In order to tune an Oracle database the first step in a complete analysis is to verify the machine because there are a couple of factors that can only be clearly determined by looking at machine statistics. Those two factors are Memory Usage CPU Usage Memory and CPU problems will have tell tale repercussions on Oracle performance statistics and thus can be deduced from just looking at the Oracle statistics, but it is clear just to start with the machine statistics. CPU For CPU, we check the “run queue” which is the number of processes that are ready to run but have to wait for the CPU. A machine free of CPU contention would have a run queue of 0 and could have CPU usage near 100% at the same time. A high CPU usage can be a good sign that the system is being utilized fully.

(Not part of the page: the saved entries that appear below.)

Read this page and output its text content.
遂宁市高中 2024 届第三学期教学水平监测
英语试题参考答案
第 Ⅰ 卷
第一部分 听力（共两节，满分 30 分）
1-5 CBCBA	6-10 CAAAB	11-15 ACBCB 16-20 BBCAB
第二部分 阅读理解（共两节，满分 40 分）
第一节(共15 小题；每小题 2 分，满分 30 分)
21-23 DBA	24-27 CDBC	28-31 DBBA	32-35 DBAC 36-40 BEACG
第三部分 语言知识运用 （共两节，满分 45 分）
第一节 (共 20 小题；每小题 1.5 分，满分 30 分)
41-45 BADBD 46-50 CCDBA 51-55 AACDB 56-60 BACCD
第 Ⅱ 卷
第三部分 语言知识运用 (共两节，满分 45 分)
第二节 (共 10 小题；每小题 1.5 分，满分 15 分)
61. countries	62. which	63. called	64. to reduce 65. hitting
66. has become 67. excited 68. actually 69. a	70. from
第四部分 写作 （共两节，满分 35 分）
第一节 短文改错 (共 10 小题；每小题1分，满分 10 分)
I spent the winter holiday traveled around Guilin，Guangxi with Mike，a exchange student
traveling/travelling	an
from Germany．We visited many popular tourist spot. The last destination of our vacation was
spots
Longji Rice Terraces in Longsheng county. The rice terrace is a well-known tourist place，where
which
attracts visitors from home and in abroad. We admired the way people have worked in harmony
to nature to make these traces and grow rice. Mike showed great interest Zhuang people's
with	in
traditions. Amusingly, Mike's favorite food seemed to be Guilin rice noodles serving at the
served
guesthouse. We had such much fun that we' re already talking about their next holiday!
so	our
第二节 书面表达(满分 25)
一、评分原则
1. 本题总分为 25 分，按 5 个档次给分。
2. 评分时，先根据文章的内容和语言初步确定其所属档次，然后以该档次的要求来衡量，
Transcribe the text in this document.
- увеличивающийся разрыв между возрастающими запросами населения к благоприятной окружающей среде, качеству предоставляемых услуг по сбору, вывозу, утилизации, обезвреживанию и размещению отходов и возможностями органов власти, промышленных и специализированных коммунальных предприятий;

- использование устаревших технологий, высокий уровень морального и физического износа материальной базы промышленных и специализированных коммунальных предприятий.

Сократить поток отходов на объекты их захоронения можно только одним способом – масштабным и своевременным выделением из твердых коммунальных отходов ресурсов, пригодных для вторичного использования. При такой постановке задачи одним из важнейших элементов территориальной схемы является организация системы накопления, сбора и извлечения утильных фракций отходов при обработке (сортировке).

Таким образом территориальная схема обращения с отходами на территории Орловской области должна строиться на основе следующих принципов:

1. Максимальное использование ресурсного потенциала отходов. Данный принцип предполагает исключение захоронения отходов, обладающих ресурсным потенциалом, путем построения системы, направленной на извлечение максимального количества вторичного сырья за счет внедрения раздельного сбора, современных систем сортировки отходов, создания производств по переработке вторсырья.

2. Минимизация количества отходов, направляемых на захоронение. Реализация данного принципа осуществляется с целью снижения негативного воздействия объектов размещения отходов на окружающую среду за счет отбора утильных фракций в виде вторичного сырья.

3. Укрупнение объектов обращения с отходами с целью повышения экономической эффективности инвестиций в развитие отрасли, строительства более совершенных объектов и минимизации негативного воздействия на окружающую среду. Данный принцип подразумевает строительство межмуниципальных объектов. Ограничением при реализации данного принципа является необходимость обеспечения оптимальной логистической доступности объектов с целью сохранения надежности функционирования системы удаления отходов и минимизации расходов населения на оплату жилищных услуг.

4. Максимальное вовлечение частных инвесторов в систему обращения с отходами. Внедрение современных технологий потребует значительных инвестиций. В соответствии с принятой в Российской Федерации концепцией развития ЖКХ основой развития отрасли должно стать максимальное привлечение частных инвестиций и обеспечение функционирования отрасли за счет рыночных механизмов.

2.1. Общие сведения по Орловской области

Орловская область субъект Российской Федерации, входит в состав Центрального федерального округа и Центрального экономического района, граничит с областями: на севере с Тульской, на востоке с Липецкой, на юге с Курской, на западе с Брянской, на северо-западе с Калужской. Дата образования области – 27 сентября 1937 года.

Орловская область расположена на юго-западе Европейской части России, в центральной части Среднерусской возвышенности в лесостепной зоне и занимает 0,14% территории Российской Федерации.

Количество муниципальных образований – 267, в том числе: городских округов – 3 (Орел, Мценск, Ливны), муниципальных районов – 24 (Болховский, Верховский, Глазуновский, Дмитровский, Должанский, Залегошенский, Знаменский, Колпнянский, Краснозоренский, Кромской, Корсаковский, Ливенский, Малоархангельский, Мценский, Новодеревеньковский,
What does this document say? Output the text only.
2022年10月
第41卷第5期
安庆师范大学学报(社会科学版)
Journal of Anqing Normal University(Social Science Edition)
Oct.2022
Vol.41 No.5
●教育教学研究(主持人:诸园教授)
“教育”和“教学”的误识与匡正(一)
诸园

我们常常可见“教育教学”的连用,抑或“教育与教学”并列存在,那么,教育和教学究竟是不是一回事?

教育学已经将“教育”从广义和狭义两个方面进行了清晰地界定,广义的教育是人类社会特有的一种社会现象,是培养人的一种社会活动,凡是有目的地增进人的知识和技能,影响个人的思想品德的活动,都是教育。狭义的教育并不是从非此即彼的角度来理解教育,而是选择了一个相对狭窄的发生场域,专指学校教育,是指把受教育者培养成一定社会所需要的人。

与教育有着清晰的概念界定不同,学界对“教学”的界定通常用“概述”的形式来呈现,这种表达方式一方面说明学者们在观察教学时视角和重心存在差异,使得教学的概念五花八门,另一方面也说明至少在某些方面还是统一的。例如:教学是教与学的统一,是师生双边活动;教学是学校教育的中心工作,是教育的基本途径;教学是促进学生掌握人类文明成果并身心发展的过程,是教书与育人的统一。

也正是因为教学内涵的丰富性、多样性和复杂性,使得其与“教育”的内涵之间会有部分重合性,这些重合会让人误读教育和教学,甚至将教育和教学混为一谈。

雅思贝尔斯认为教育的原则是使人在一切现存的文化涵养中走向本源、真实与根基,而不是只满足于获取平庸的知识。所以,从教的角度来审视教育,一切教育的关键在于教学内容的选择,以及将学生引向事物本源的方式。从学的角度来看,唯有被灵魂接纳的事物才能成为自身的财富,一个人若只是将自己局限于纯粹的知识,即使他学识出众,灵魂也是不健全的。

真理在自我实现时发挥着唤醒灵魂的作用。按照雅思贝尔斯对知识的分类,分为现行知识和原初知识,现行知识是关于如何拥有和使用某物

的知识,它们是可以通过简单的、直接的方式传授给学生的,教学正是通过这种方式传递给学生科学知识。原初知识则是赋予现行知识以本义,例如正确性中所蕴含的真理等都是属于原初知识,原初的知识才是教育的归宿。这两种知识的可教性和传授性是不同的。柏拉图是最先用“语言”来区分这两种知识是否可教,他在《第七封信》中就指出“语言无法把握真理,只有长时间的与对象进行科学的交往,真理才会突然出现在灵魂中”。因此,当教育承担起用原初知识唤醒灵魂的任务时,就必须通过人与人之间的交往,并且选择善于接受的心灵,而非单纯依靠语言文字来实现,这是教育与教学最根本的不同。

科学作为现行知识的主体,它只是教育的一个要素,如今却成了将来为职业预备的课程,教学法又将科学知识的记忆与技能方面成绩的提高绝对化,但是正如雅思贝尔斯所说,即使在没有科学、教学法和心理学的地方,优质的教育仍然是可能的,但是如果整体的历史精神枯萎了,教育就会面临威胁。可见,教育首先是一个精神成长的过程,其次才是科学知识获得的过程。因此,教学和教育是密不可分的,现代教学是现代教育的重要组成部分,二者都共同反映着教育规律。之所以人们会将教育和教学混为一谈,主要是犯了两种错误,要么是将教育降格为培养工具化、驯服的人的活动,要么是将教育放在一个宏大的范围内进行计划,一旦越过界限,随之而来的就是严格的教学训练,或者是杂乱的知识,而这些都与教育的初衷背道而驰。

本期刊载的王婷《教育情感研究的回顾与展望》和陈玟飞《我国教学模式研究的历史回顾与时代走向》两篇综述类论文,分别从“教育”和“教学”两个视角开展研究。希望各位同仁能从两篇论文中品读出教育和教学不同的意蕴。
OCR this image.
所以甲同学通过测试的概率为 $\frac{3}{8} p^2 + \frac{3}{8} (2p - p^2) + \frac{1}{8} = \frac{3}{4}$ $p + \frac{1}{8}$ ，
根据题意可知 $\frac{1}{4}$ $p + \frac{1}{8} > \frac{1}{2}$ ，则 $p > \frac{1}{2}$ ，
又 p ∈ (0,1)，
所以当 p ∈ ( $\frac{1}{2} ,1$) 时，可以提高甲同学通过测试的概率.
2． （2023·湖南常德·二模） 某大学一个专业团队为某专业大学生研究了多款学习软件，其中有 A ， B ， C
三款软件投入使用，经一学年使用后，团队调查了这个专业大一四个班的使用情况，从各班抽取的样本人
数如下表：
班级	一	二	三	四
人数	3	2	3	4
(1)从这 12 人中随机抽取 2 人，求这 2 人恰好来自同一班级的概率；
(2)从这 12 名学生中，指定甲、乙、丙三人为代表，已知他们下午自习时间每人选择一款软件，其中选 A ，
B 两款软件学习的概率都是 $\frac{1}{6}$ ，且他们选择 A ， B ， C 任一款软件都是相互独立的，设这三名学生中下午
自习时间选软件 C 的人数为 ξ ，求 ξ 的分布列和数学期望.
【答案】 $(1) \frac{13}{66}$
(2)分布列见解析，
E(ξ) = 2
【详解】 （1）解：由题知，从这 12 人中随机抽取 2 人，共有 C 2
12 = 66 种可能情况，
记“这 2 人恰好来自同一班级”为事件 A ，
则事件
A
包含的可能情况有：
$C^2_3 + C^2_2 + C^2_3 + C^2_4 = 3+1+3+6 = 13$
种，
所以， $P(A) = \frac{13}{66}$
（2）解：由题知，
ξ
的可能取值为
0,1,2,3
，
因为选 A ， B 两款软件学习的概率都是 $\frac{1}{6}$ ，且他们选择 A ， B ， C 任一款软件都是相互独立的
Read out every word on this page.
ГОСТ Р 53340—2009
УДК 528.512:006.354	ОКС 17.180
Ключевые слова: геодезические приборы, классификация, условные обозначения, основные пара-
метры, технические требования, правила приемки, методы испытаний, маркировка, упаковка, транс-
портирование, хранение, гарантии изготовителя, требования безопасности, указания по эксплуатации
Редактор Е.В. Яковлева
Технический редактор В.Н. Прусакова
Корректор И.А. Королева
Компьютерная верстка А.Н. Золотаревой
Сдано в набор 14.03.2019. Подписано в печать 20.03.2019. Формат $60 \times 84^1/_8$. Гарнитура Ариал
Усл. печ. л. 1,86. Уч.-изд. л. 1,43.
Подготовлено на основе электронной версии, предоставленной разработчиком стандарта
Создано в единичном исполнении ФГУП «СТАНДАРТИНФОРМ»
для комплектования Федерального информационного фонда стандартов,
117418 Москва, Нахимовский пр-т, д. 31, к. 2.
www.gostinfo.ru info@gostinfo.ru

On the other hand a high run queue will indicated that there is more demand for CPU than CPU power available. High run queue can be determined via Oracle statistics by looking at ASH data and seeing if more sessions are marked as being on the CPU than the number of CPUs available. For example if there are 4 sessions average active on CPU in the ASH data and only 2 CPUs then the machine is CPU bound. Solutions for high run queue are either to add more processors or reduce the load on the CPU. If the CPU is mainly being used by Oracle, then that is going to mean tuning the application and ther SQL queries. Memory If the machine is paging out to disk it means there is a memory crunch and can dramatically slow down Oracle. Oracle will sometimes indicate a paging problem through a spike in “latch free” waits but the only guarenteed method of diagnosing this problem is looking at the machine statistics. Machines have statistics for paging and free memory. Often there can be some free memory even when there is paging out because machines start paging out before memory is completely filled. Solutions if the machine is paging out are either to add more memory or to reduce memory usage. Memory usage can be reduced by reducing Oracle cache sizes or reducing Oracle session memory usage.